Thursday, July 8, 2010

Egan & Napster Reunited

Dog days of summer. It's like 134 degrees outside and my IPod shuffle broke, eliminating my ability to provide a soundtrack for everything I do...and therefore my basic functionality. I need some new damn music. Unfortunately: money's tight; none of my record stores (or the music library) seem to have anything on my "wish list" [see right]; I'm tired of nickel-and-diming myself on MP3s that don't...in the words of P. Diddy, "preserve the sexy" of my music collection; and ITunes killed Lala.

What's a music lover to do?

I never thought I'd say this, but it's time to consider a subscription music service.

In some twisted proof that we don't have control over our own destiny, I've essentially become the target audience for these enterprises. My summer job keeps me tethered to a computer all day, so hooking up the headphones is a plus. And, as I proved to myself with Lala, when given access to a massive library of music I basically go insane like Augustus Gloop in Willy Wonka's Chocolate Room.

Of course, with Lala--a free service--the catch was that you could only listen to any song or album once while deciding to download. With the paysites, you pay a monthly fee and have the right to download, along with unlimited streaming (assuming it's available). Turns out the prices are pretty reasonable. Rhapsody, the first site I checked out, costs $10 a month; Napster--that's right, Napster--is cheaper, based on different "tiers" of commitment.

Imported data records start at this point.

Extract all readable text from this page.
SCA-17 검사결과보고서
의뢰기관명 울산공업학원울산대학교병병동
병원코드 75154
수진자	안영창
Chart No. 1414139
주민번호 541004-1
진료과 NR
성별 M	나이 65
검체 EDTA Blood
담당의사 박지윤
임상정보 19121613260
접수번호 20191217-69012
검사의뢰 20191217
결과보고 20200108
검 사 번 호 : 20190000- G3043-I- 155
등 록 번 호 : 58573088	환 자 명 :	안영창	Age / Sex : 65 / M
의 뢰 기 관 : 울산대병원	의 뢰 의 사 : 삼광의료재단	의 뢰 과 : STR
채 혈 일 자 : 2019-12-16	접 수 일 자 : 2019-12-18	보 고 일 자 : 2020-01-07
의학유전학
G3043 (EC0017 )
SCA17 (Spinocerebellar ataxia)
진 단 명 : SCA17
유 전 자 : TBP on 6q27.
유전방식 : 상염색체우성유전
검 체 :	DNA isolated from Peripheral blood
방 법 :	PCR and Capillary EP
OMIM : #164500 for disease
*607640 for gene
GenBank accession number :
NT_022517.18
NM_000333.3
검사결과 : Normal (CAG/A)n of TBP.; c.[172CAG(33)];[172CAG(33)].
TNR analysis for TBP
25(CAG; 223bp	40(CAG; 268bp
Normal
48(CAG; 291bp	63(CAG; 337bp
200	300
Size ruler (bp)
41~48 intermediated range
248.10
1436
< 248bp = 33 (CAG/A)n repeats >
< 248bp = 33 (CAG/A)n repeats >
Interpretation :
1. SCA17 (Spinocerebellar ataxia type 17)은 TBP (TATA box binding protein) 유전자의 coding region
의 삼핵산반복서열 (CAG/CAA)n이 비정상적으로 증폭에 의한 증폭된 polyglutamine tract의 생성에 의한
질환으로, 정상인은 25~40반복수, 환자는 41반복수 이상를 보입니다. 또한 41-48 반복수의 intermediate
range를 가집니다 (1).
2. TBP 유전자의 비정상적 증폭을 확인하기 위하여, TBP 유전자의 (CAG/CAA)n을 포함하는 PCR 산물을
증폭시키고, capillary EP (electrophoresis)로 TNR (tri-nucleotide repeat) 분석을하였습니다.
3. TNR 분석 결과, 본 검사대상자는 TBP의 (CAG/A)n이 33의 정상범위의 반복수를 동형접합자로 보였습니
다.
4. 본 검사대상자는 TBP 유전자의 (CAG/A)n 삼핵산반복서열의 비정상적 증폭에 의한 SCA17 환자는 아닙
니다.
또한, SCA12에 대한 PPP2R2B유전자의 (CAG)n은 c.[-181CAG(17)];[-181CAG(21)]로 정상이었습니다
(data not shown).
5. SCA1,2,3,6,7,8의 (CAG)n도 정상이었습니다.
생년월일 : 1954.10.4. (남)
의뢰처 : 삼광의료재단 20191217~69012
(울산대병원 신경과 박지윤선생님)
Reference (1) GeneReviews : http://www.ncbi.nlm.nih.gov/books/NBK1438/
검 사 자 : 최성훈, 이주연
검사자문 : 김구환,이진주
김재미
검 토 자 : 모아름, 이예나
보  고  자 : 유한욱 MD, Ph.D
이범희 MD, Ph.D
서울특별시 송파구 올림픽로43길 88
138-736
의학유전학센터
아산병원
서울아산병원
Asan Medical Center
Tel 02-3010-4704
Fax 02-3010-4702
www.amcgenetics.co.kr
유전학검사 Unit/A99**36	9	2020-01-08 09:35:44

It really wasn't a hard sell for me to go with Napster. I was in undergrad during Napster's glory days, when you could download virtually anything in about 5 seconds. In retrospect it makes no sense that this was possible, but it caught the music industry so off guard that by the time they were able to control it, people had come to view free access to music as a right. Kind of like when people started having sex for fun instead of just for procreation in the late 1960s.

Anyways, the death of the original Napster always saddened me, so after checking out the service and being convinced that the subscription version's got the biggest library, I decided to blow $15 for a 3-month subscription. So far, I'm pleased. The web interface is solid, and the one for Google Chrome is retro 2002-style, which of course pleases me to no end. If anyone out there is like me, and slaves away at a desk, pissing away valuable minutes to Pandora's bogus music genome robot, I would highly recommend checking out the new Napster.

We'll have to see whether my work computer, which struggles to automatically update GMail, can ultimately handle the sweetness, but I'm already a happier man, now that I've got thousands of new tunes at my disposal.

Now it's time to dive in:


First listens today were Miles Kurosky's (Buelah) awesome 2009 solo album, The Desert of Shallow Effects, and a little Outkast Stankonia...just cuz I needed some.